Zhenze Li, Thanh Son Nguyen, Matthew Herod, Julie Brown, Hamed Mozafarishamsi
Nuclear Technology | Volume 210 | Number 9 | September 2024 | Pages 1535-1548
Research Article | doi.org/10.1080/00295450.2023.2240160
Articles are hosted by Taylor and Francis Online.
Natural analogues are systems that have evolved over geological timescales with features similar to one or several components of a deep geological repository (DGR). Natural analogues complement short-duration laboratory studies since they are existing reflections of many long-term processes that might affect the performance of a repository. Mathematical models are often used for the post-closure safety assessment of a DGR. Confidence in the models’ predictions is enhanced when the models successfully simulate the past evolution of a natural analogue. This paper summarizes the Canadian Nuclear Safety Commission’s (CNSC’s) recent research on natural analogues to inform on (1) glacial erosion, (2) engineered barrier system, and (3) uranium reactive transport in the context of DGRs for radioactive wastes. Glaciation and its erosion are prominent factors impacting the performance of future DGRs at high latitudes in the northern hemisphere. The authors have reviewed the field data from the Greenland Analogue Project, developed a conceptual and mathematical model for the simulation of the thermal conditions within the Greenland ice sheet, as well as the thermal-hydraulic conditions at its base and the ice sheet velocity, and eventually estimated the erosion rate at the site.
The Cigar Lake Analogue demonstrates the long-term radionuclide containment capability of the illite clay zone enveloping the ore body, serving as an analogy to the engineered clay barriers. The CNSC and University of Ottawa analyzed 129I in the Cigar Lake core samples, and modeled and correlated the diffusion-dominated transport of radionuclides over the geological evolution of the Cigar Lake deposit. The results provide information on the mobility of fission products and significant radionuclides in conditions analogous to the source, engineered barriers, and near-field host rock of a DGR.

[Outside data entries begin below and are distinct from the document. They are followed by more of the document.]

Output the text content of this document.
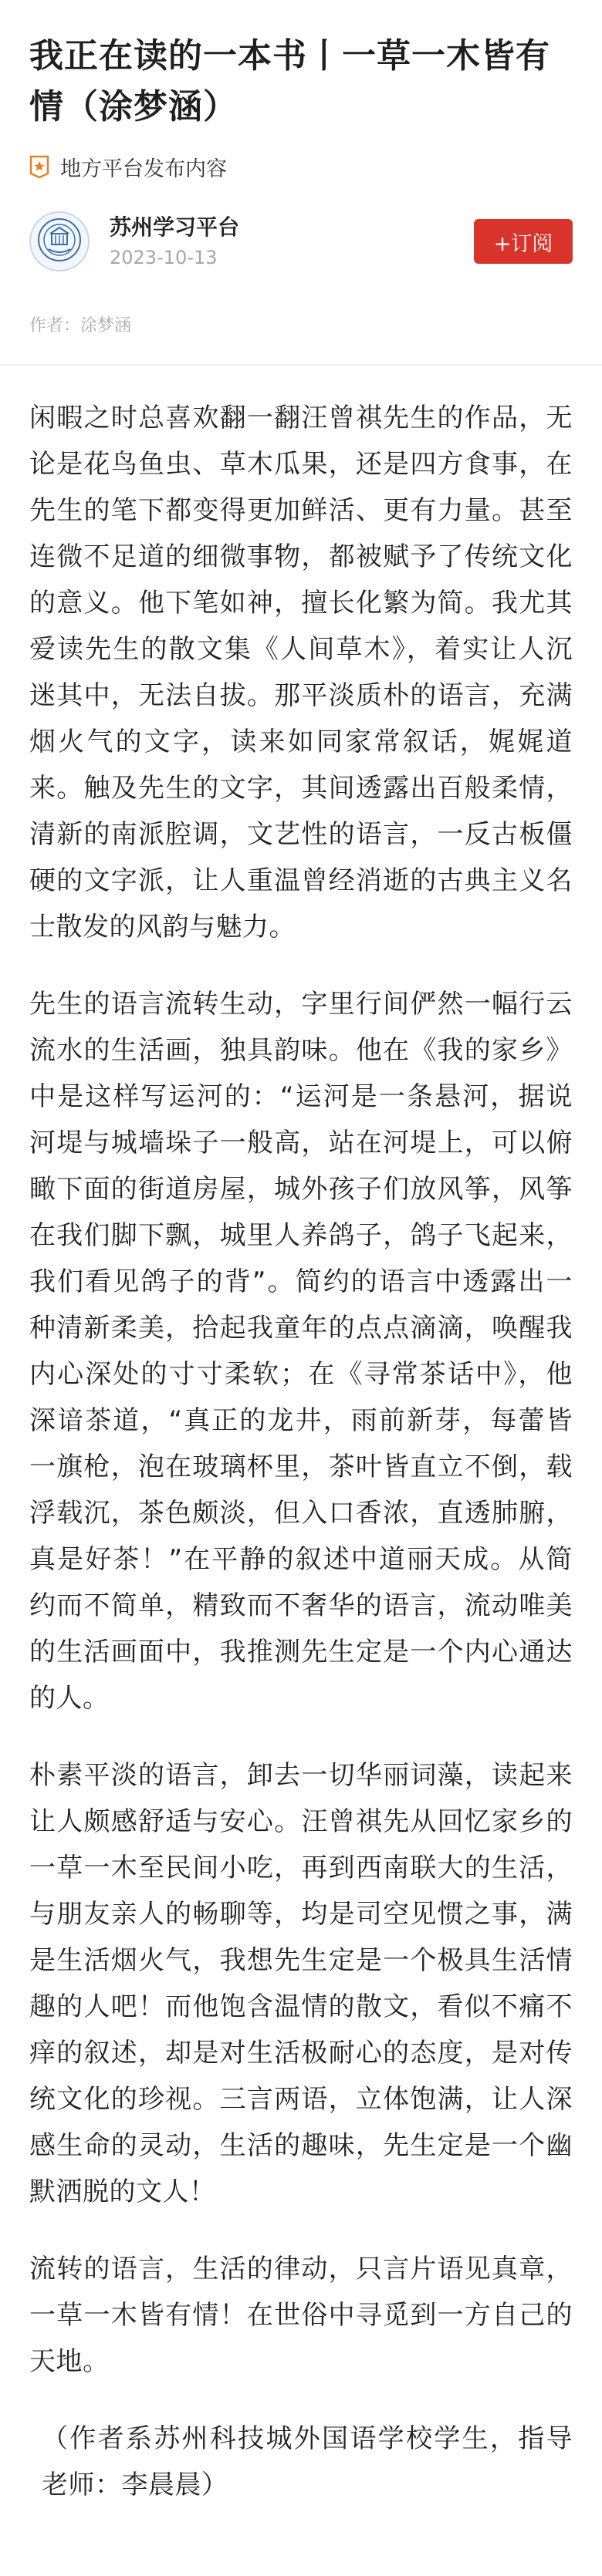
我正在读的一本书丨一草一木皆有情（涂梦涵）
地方平台发布内容
苏州学习平台
2023-10-13
+订阅
作者：涂梦涵

闲暇之时总喜欢翻一翻汪曾祺先生的作品，无论是花鸟鱼虫、草木瓜果，还是四方食事，在先生的笔下都变得更加鲜活、更有力量。甚至连微不足道的细微事物，都被赋予了传统文化的意义。他下笔如神，擅长化繁为简。我尤其爱读先生的散文集《人间草木》，着实让人沉迷其中，无法自拔。那平淡质朴的语言，充满烟火气的文字，读来如同家常叙话，娓娓道来。触及先生的文字，其间透露出百般柔情，清新的南派腔调，文艺性的语言，一反古板僵硬的文字派，让人重温曾经消逝的古典主义名士散发的风韵与魅力。

先生的语言流转生动，字里行间俨然一幅行云流水的生活画，独具韵味。他在《我的家乡》中是这样写运河的：“运河是一条悬河，据说河堤与城墙垛子一般高，站在河堤上，可以俯瞰下面的街道房屋，城外孩子们放风筝，风筝在我们脚下飘，城里人养鸽子，鸽子飞起来，我们看见鸽子的背”。简约的语言中透露出一种清新柔美，拾起我童年的点点滴滴，唤醒我内心深处的寸寸柔软；在《寻常茶话中》，他深谙茶道，“真正的龙井，雨前新芽，每蕾皆一旗枪，泡在玻璃杯里，茶叶皆直立不倒，载浮载沉，茶色颇淡，但入口香浓，直透肺腑，真是好茶！”在平静的叙述中道丽天成。从简约而不简单，精致而不奢华的语言，流动唯美的生活画面中，我推测先生定是一个内心通达的人。

朴素平淡的语言，卸去一切华丽词藻，读起来让人颇感舒适与安心。汪曾祺先从回忆家乡的一草一木至民间小吃，再到西南联大的生活，与朋友亲人的畅聊等，均是司空见惯之事，满是生活烟火气，我想先生定是一个极具生活情趣的人吧！而他饱含温情的散文，看似不痛不痒的叙述，却是对生活极耐心的态度，是对传统文化的珍视。三言两语，立体饱满，让人深感生命的灵动，生活的趣味，先生定是一个幽默洒脱的文人！

流转的语言，生活的律动，只言片语见真章，一草一木皆有情！在世俗中寻觅到一方自己的天地。

（作者系苏州科技城外国语学校学生，指导老师：李晨晨）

The reactive transport and geochemistry of the Kiggavik-Andrew Lake uranium deposit mineralization and remobilization was another natural uranium deposit analogue studied by the CNSC. A reactive transport model was established according to the conceptualized geochemical processes and run under specified boundary and initial conditions to validate the geochemical processes. The geometry, timing, geochemistry, and fluid composition were used as model constraints.